La Constitución prohíbe la consulta popular en materia electoral, para evitar que en un tema tan delicado, fundamental para la vida democrática, quede a la posibilidad del voto a mano alzada, producto solo de un peculiar estado de ánimo.

La propuesta que presenta la Presidenta, que es la de López Obrador, su mentor y líder, de modificar el Artículo 35 de la Constitución en materia electoral para permitir la consulta popular, tiene como propósito que el proceso electoral pase al control de quien detente el Poder Ejecutivo.

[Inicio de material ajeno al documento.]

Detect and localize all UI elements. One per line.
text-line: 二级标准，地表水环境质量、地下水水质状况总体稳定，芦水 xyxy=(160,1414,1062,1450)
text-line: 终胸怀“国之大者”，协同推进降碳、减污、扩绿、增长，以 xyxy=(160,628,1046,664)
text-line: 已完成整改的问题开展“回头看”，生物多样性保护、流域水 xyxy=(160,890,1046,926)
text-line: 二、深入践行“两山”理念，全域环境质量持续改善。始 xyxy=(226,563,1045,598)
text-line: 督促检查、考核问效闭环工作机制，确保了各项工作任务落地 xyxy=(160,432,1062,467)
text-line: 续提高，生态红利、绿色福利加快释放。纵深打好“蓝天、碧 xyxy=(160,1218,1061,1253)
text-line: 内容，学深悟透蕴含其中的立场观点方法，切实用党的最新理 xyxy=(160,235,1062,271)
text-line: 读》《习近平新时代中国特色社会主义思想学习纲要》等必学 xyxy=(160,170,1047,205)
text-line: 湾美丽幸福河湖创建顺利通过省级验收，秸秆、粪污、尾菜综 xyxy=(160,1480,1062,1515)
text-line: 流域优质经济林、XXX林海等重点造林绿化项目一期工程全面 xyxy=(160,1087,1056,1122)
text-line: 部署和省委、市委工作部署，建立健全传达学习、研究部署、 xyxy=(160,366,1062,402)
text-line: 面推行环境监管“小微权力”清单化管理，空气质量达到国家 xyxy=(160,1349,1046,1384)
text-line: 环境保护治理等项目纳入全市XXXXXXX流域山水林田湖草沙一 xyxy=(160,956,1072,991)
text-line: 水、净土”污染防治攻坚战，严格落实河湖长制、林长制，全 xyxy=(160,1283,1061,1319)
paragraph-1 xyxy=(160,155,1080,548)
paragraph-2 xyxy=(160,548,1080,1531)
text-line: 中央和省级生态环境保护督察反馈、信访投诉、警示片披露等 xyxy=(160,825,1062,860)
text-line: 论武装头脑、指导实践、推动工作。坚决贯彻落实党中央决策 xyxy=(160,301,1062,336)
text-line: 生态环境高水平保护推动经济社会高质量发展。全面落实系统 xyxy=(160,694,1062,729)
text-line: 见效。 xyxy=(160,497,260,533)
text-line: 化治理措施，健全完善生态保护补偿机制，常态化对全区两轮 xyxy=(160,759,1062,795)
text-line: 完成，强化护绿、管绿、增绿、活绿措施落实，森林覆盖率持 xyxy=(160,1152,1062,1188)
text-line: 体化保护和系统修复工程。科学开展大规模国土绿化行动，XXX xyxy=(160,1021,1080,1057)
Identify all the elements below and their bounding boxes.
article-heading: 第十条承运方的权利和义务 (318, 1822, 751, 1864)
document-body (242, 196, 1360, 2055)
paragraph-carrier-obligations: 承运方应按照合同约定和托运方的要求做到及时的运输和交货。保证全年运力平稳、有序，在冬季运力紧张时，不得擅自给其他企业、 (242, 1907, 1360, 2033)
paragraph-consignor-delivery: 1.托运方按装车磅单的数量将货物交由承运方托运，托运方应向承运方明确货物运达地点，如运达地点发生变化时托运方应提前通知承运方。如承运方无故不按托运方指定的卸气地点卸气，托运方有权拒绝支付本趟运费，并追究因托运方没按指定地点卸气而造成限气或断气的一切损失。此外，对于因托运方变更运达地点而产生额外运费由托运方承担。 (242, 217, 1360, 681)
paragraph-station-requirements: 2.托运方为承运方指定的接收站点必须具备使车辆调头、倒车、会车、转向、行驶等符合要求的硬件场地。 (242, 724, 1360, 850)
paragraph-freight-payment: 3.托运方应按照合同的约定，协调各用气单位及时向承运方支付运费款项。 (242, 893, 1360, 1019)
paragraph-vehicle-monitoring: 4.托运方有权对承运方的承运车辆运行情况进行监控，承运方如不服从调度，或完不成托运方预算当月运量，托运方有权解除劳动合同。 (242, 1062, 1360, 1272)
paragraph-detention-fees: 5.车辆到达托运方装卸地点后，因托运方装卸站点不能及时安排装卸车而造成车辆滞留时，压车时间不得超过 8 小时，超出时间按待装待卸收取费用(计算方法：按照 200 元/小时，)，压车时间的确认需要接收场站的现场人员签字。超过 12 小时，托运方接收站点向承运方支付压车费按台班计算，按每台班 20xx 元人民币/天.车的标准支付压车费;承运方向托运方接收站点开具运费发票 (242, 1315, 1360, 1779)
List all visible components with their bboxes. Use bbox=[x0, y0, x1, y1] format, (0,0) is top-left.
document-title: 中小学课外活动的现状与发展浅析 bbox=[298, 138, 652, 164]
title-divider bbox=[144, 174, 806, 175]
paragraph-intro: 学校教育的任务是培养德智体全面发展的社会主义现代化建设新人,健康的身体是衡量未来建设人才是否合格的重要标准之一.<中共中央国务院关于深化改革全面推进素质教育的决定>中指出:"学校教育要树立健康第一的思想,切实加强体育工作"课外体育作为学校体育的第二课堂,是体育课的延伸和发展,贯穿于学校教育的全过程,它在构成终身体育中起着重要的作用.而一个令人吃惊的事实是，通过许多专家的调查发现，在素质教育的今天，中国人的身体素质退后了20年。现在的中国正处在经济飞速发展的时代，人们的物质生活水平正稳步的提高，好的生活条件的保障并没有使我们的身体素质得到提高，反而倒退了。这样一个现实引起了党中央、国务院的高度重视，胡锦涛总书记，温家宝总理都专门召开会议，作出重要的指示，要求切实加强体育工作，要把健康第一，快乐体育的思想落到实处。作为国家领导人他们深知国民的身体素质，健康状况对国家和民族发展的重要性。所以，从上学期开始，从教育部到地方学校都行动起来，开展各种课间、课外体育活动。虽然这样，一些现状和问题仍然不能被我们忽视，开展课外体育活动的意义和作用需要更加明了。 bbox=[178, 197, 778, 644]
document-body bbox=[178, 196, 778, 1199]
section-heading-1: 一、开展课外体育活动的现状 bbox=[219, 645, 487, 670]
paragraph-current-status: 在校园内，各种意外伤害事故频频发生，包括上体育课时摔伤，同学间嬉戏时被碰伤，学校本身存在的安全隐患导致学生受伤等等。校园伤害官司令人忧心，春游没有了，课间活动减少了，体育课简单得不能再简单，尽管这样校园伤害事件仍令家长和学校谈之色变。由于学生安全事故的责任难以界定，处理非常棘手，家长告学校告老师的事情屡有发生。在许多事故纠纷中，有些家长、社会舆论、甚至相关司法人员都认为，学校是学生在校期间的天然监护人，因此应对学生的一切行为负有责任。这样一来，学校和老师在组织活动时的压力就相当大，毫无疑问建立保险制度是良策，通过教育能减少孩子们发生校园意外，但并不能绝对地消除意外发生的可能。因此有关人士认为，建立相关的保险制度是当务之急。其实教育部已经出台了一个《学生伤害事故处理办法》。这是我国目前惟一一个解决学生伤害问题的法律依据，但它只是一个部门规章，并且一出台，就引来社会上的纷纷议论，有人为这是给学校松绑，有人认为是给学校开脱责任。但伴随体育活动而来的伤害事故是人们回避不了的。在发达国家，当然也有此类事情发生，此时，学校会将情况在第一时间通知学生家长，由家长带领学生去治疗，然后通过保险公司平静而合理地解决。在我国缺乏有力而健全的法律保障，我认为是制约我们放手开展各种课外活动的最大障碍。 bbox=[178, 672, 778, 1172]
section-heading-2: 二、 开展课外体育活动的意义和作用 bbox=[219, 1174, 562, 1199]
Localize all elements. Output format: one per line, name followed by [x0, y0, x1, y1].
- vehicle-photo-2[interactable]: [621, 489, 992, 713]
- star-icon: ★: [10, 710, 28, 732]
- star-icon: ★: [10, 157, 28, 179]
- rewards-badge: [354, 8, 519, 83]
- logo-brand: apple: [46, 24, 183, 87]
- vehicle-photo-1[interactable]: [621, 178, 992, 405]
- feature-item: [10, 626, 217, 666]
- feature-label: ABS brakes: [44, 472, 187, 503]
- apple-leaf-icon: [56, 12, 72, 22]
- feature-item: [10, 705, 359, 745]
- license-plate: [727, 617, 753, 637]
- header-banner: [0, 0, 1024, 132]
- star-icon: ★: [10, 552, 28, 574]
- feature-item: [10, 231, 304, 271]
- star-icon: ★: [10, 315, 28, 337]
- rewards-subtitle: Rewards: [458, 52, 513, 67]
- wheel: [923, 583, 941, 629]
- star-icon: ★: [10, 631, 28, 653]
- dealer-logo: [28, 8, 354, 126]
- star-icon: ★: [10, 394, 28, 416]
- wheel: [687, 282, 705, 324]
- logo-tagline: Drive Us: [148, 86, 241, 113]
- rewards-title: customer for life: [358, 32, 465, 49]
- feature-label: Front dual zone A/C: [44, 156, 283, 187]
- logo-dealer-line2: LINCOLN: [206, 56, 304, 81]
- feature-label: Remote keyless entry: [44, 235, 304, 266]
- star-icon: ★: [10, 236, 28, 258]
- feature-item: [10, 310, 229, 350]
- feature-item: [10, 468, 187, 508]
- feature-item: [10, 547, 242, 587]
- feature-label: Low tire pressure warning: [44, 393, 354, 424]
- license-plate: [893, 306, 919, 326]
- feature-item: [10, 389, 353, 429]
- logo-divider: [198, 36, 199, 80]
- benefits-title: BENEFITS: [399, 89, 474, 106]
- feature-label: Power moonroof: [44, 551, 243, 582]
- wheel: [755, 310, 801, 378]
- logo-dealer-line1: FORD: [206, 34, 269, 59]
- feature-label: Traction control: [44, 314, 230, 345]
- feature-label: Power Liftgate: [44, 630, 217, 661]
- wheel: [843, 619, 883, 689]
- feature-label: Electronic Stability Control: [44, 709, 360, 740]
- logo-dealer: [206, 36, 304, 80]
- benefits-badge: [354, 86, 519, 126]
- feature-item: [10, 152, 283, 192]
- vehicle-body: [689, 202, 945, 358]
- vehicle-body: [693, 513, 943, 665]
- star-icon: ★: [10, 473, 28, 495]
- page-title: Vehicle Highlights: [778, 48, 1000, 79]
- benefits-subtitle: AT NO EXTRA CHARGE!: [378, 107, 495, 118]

Este tendría la facultad constitucional, cada vez que estime conveniente y en razón de sus intereses particulares, de organizar consultas populares sobre la materia. Para poner sólo un ejemplo, podría someter a consulta terminar con la autonomía del INE y hacer que vuelva al control de la Secretaría de Gobernación, como ocurría hace 26 años.

En los siete años y medio que Morena tiene en la Presidencia de México, la sociedad ha sido testigo de cómo se organizan las consultas populares, primero manipuladas por el Presidente López Obrador y luego por la Presidenta Sheinbaum. En ellas ha participado menos del 10 por ciento del padrón electoral. Las minorías pasan, entonces, a imponerse sobre las mayorías.

Si pasa la reforma del Artículo 35 de la Constitución que quiere la Presidenta, de inmediato tendría el control del sistema electoral. Mañana podría mandar iniciativas para eliminar instituciones, reducir presupuestos y todo lo que se le ocurra para debilitar a la Oposición y fortalecer a su partido.

El mismo artículo señala que es la Suprema Corte de Justicia de la Nación (SCJN) la que resuelve sobre la constitucionalidad de la materia de la consulta en los temas contemplados en este. La Presidenta sabe que tiene el control de las nueve ministras y ministros, todos militantes o simpatizantes de Morena, y que siempre darían por buenas las consultas y sus resultados.

De aprobarse en las próximas semanas el cambio del Artículo 35 de la Constitución, se avanzaría en la construcción del sistema político centralista y autoritario que inició el Presidente López Obrador y continúa la Presidenta Sheinbaum. Y se daría un golpe demoledor a la democracia.